Lightning Podiums: Spinal Gumbo - 803A
Presented by: R. Havey
R. Havey(1), S. Khayatzadeh(1), L. Voronov(1), G. Carandang(1), F. Phillips(2), A. Patwardhan(1,3)
(1) Edward Hines Jr. VA Hospital, Musculoskeletal Biomechanics Laboratory, Hines, IL, United States
(2) Rush University Medical Center, Orthopaedic Surgery, Chicago, IL, United States
(3) Loyola University Medical Center, Orthopaedic Surgery & Rehabilitation, Maywood, IL, United States
Introduction: The FDA recently approved a mobile-core cervical total disc arthroplasty (TDA) for 1- and 2-level implantations (Mobi-C, Zimmer-Biomet). The design includes a UHMWPE mobile core that articulates with the lower metal (Co-Cr) endplate in a plane bearing, allowing anterior-posterior and lateral translation.
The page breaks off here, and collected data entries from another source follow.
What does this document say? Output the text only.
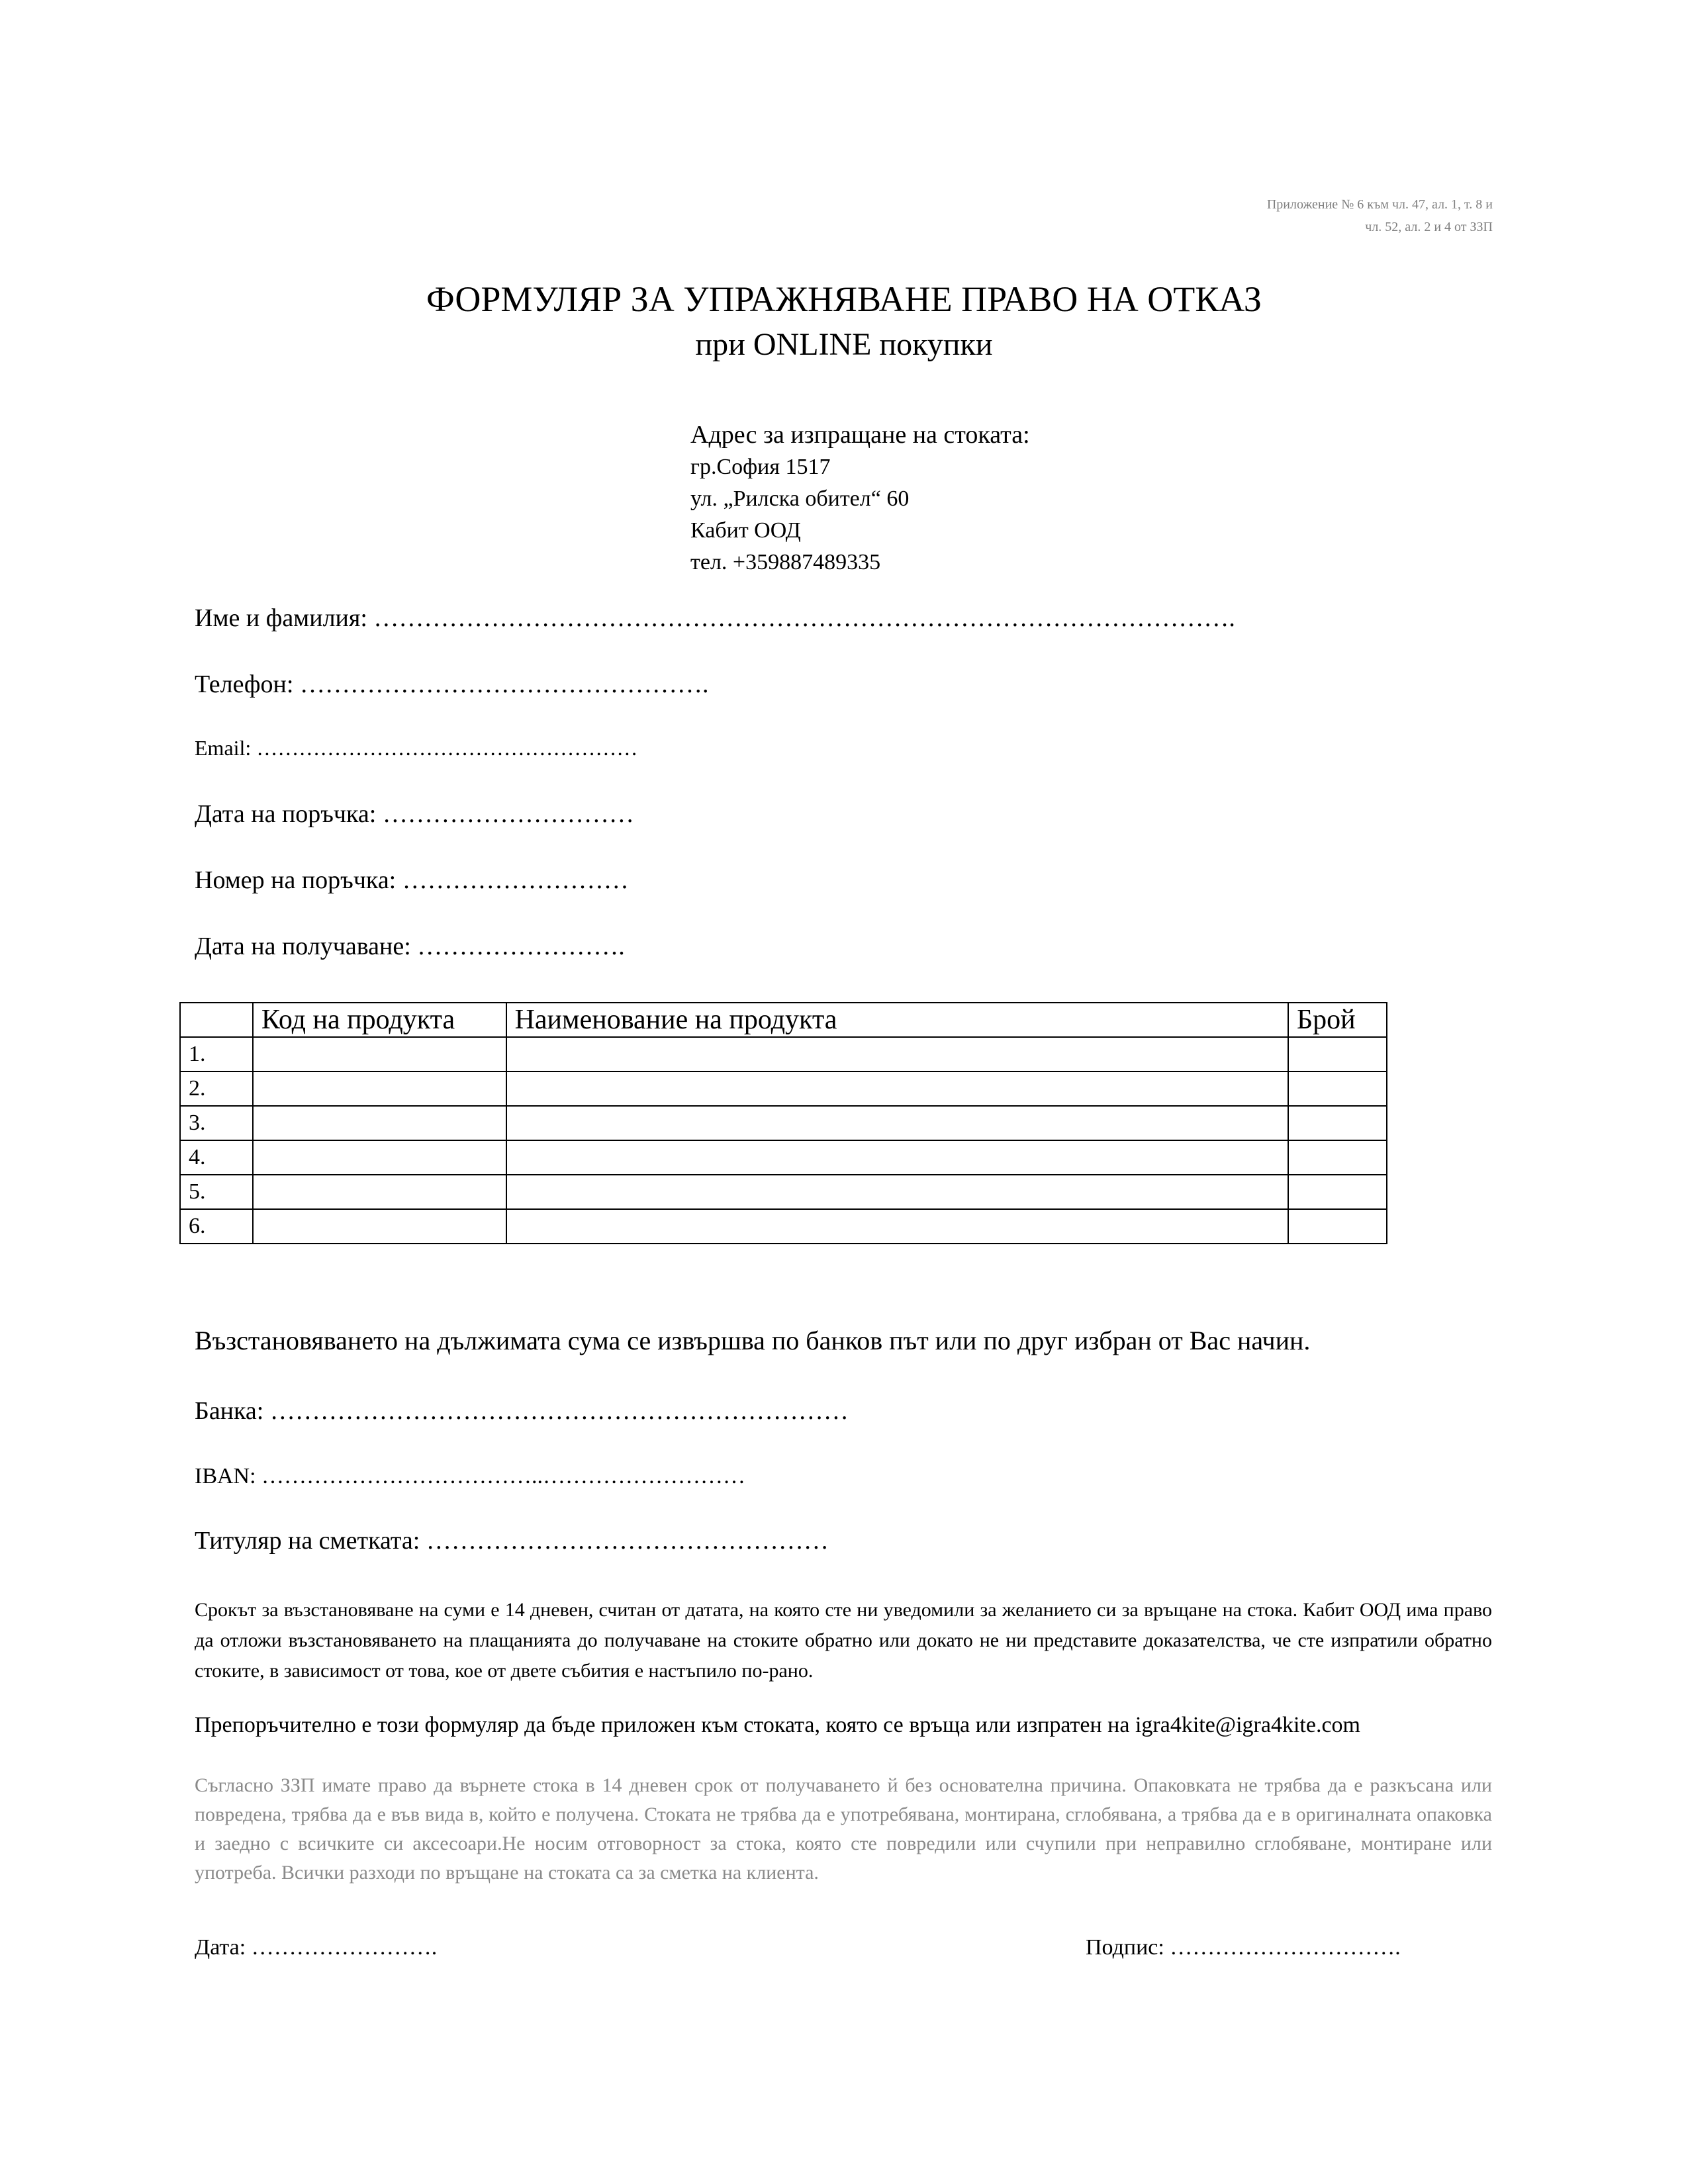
Приложение № 6 към чл. 47, ал. 1, т. 8 и
чл. 52, ал. 2 и 4 от ЗЗП
ФОРМУЛЯР ЗА УПРАЖНЯВАНЕ ПРАВО НА ОТКАЗ
при ONLINE покупки
Адрес за изпращане на стоката:
гр.София 1517
ул. „Рилска обител“ 60
Кабит ООД
тел. +359887489335
Име и фамилия: ………………………………………………………………………………………….
Телефон: ………………………………………….
Email: ………………………………………………
Дата на поръчка: …………………………
Номер на поръчка: ………………………
Дата на получаване: …………………….
	Код на продукта	Наименование на продукта	Брой
1.			
2.			
3.			
4.			
5.			
6.			
Възстановяването на дължимата сума се извършва по банков път или по друг избран от Вас начин.
Банка: ……………………………………………………………
IBAN: ………………………………..………………………
Титуляр на сметката: …………………………………………
Срокът за възстановяване на суми е 14 дневен, считан от датата, на която сте ни уведомили за желанието си за връщане на стока. Кабит ООД има право да отложи възстановяването на плащанията до получаване на стоките обратно или докато не ни представите доказателства, че сте изпратили обратно стоките, в зависимост от това, кое от двете събития е настъпило по-рано.
Препоръчително е този формуляр да бъде приложен към стоката, която се връща или изпратен на igra4kite@igra4kite.com
Съгласно ЗЗП имате право да върнете стока в 14 дневен срок от получаването й без основателна причина. Опаковката не трябва да е разкъсана или повредена, трябва да е във вида в, който е получена. Стоката не трябва да е употребявана, монтирана, сглобявана, а трябва да е в оригиналната опаковка и заедно с всичките си аксесоари.Не носим отговорност за стока, която сте повредили или счупили при неправилно сглобяване, монтиране или употреба. Всички разходи по връщане на стоката са за сметка на клиента.
Дата: …………………….	Подпис: ………………………….
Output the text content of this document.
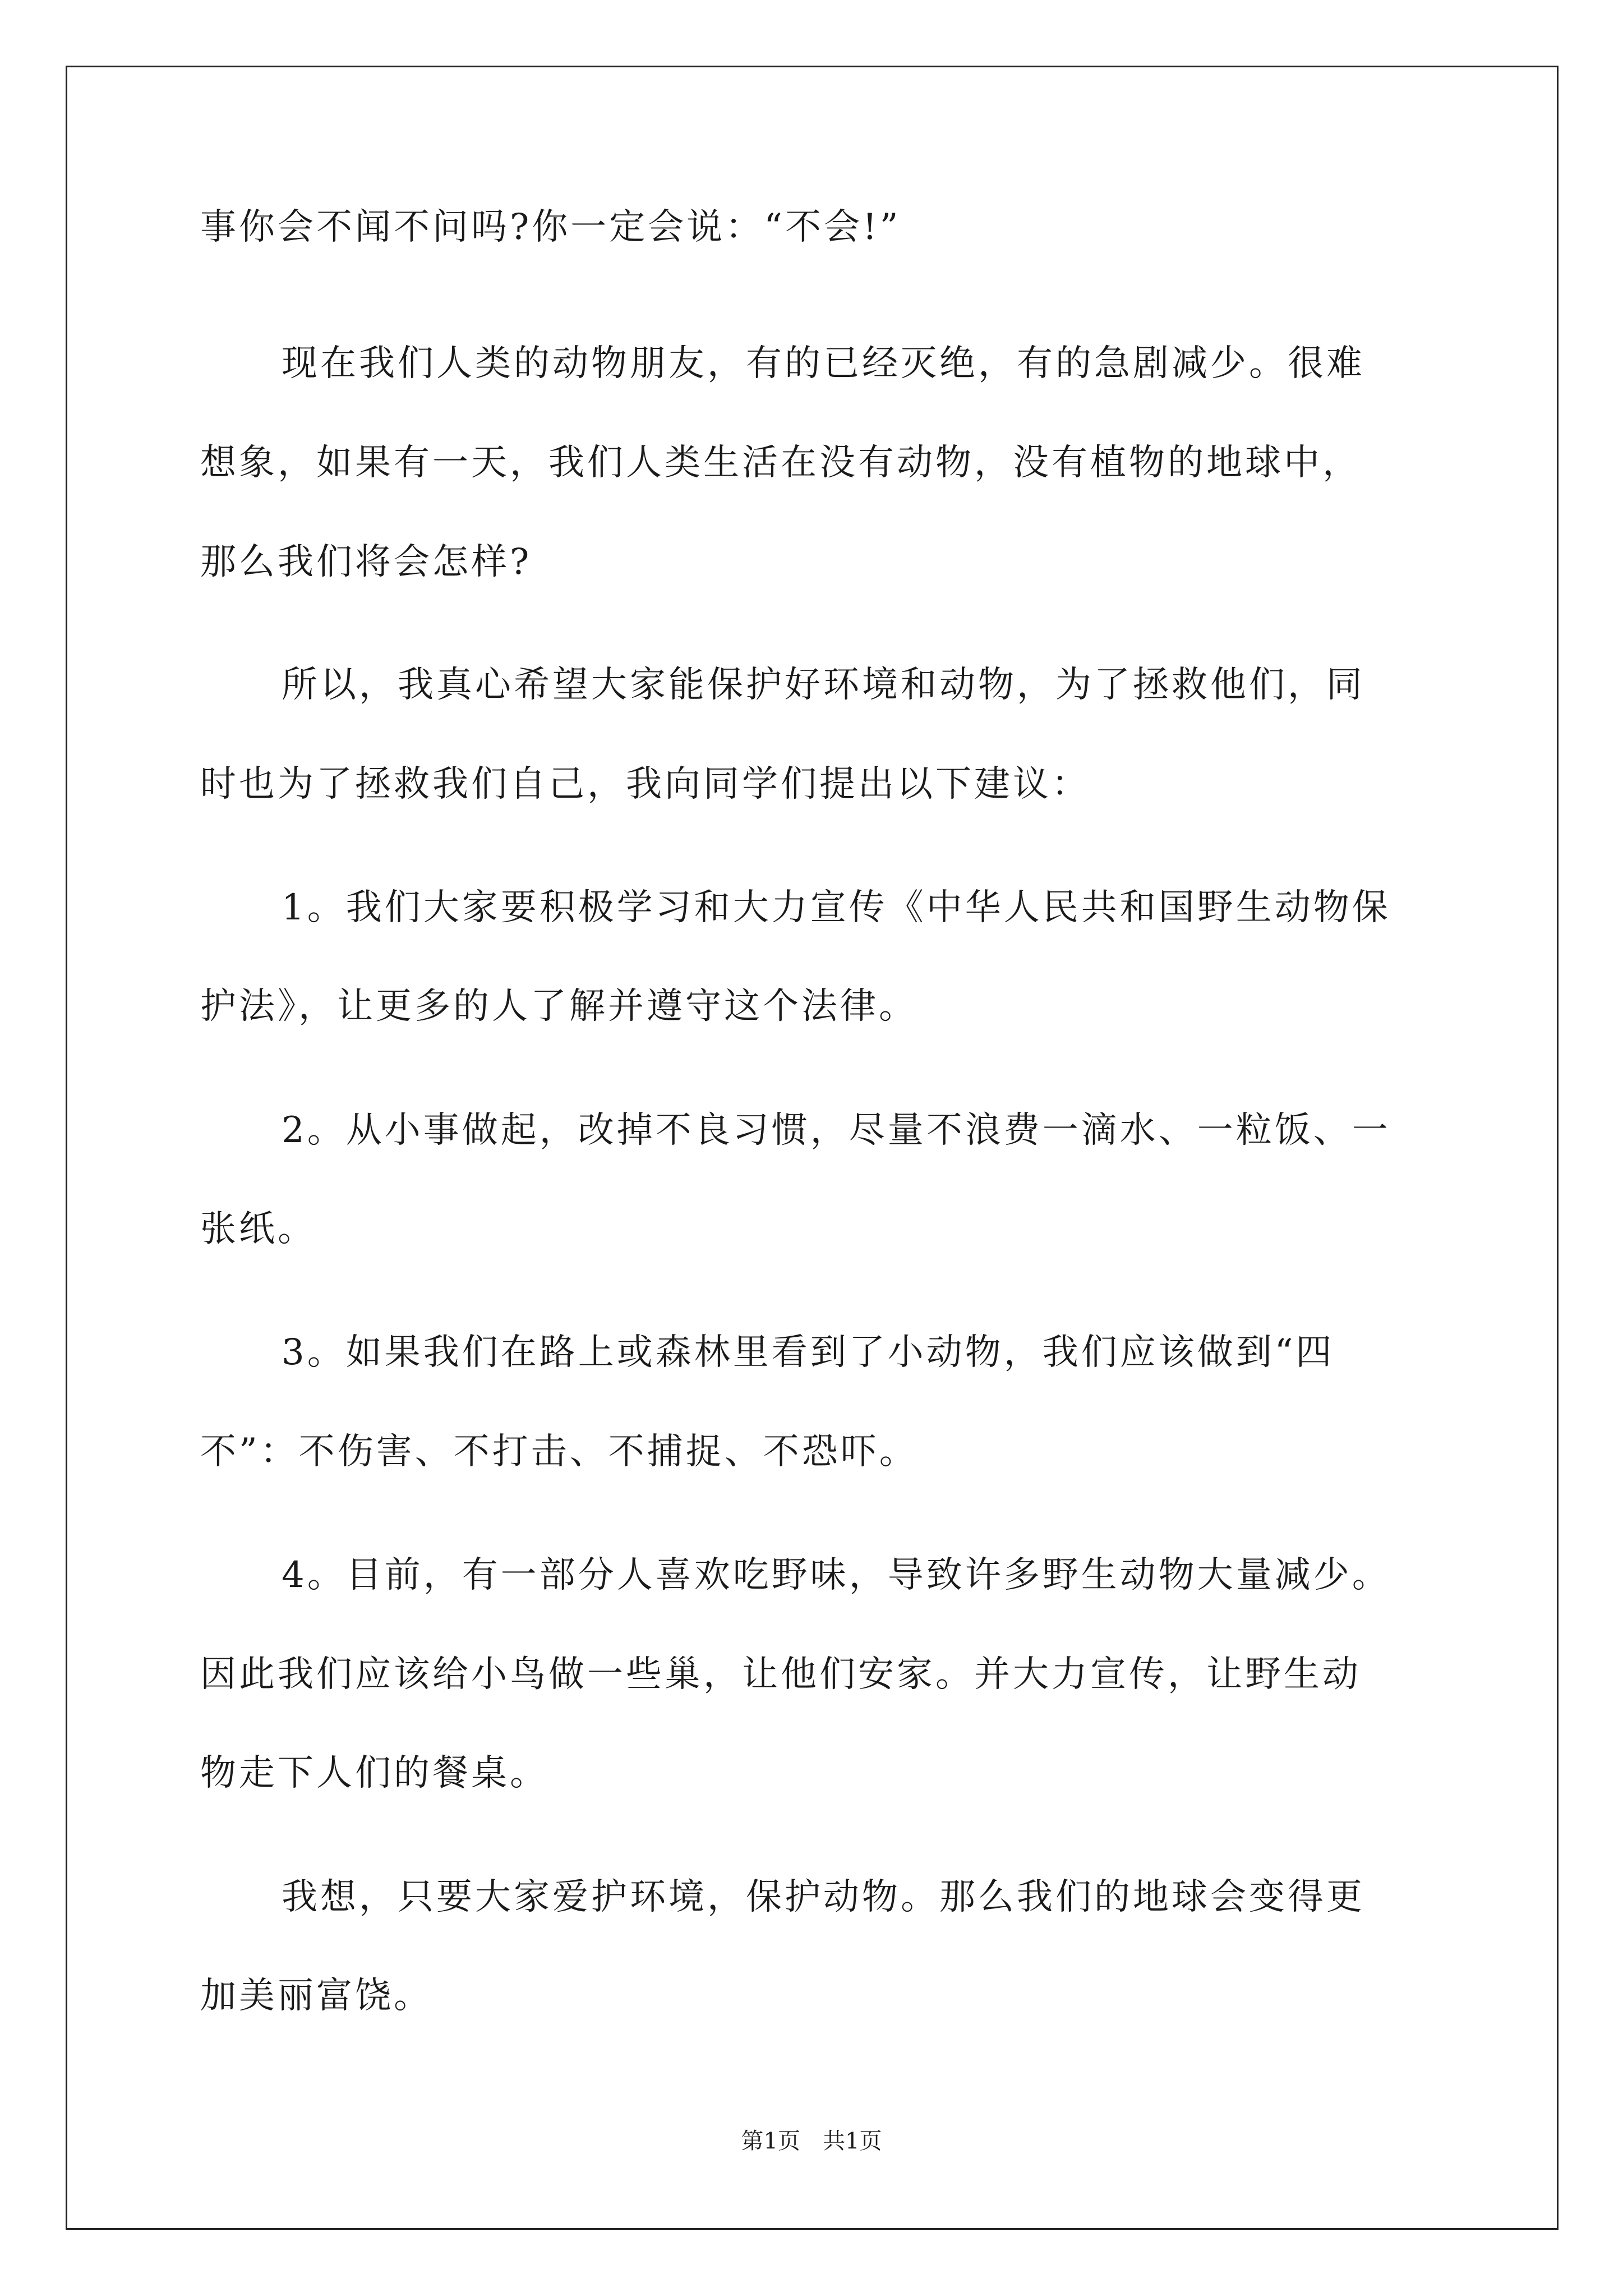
事你会不闻不问吗?你一定会说：“不会!”
现在我们人类的动物朋友，有的已经灭绝，有的急剧减少。很难
想象，如果有一天，我们人类生活在没有动物，没有植物的地球中，
那么我们将会怎样?
所以，我真心希望大家能保护好环境和动物，为了拯救他们，同
时也为了拯救我们自己，我向同学们提出以下建议：
1。我们大家要积极学习和大力宣传《中华人民共和国野生动物保
护法》，让更多的人了解并遵守这个法律。
2。从小事做起，改掉不良习惯，尽量不浪费一滴水、一粒饭、一
张纸。
3。如果我们在路上或森林里看到了小动物，我们应该做到“四
不”：不伤害、不打击、不捕捉、不恐吓。
4。目前，有一部分人喜欢吃野味，导致许多野生动物大量减少。
因此我们应该给小鸟做一些巢，让他们安家。并大力宣传，让野生动
物走下人们的餐桌。
我想，只要大家爱护环境，保护动物。那么我们的地球会变得更
加美丽富饶。
第1页　共1页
The core articulates with the superior metal endplate in a spherical bearing. This disc may be classified as a 5 degrees-of-freedom disc that is unrestrained since it does not resist angular or translational motions until reaching the built-in stops. Our previous experience with a mobile-core lumbar TDA with bi-convex articulations showed motion of the core was unpredictable; it tended to get trapped between metal endplates at extremes of extension or flexion range of motion (ROM) and would move in an uncontrolled stick-slip fashion resulting in poor quality of motion. This was consistent with the uneven wear patterns and core damage in explanted implants [Kurtz 2008]. However, the cervical spine differs from the lumbar spine in the physiologic loads and motions experienced by the TDA in vivo. The purpose of this study was to investigate the motion response of the mobile-core TDA when implanted in human cadaveric spines in 1- and 2-level reconstructions.
Methods: We tested eight cadaveric specimens (C3-T1) (age:42±6) under physiologic loads in flexion-extension (FE), lateral bending (LB), and axial rotation (AR); first intact, then after implantation of TDA at C5-C6 (1-level), and then at C6-C7 (2-level). The implant-height, footprint, and positioning in the disc space were based upon the judgment of an arthroplasty-trained surgeon. Motion data were analyzed to determine ROM and quality of motion before and after implantations.
Results: The ROM of C5-C6 and C6-C7 closely matched in their values of means, standard distributions, and medians; for the intact and post-disc arthroplasty states. Therefore, data from the two segments were combined. The TDA significantly increased ROM in FE from 13.7±4.3 to 16.7±4.2 degrees (P< 0.01), while decreasing it in LB from 10.0±1.8 to 7.7±3.3 degrees (P< 0.01). ROM in AR was unaffected (7.9±2.0 vs. 7.5±2.0, P=0.21).Postoperative FE-ROM was positively correlated with preoperative FE-ROM (Figure 1A). Six of the 16 implanted segments had postoperative FE-ROM greater than 20 degrees. In 8 of 16 implanted segments, the kinematic signature reflected acceptable quality of motion (Figure 1B), while the remaining 8/16 segments demonstrated instability, or large increases in motion for a small applied moment (Figure 1C).
Conclusions: In 6/16 implanted segments the postoperative FE motion was significantly larger than at the adjacent C4-C5 segment, far exceeding physiologic normative ROM in vivo. These segments had above normal preoperative ROM and the unrestrained nature of this prosthesis design likely allowed excessive motion to occur post-implantation. The mobile-core design does not lend itself to controlled motion of the core, which led to the poor quality of motion in some segments, a behavior noted previously for the lumbar mobile-core prosthesis.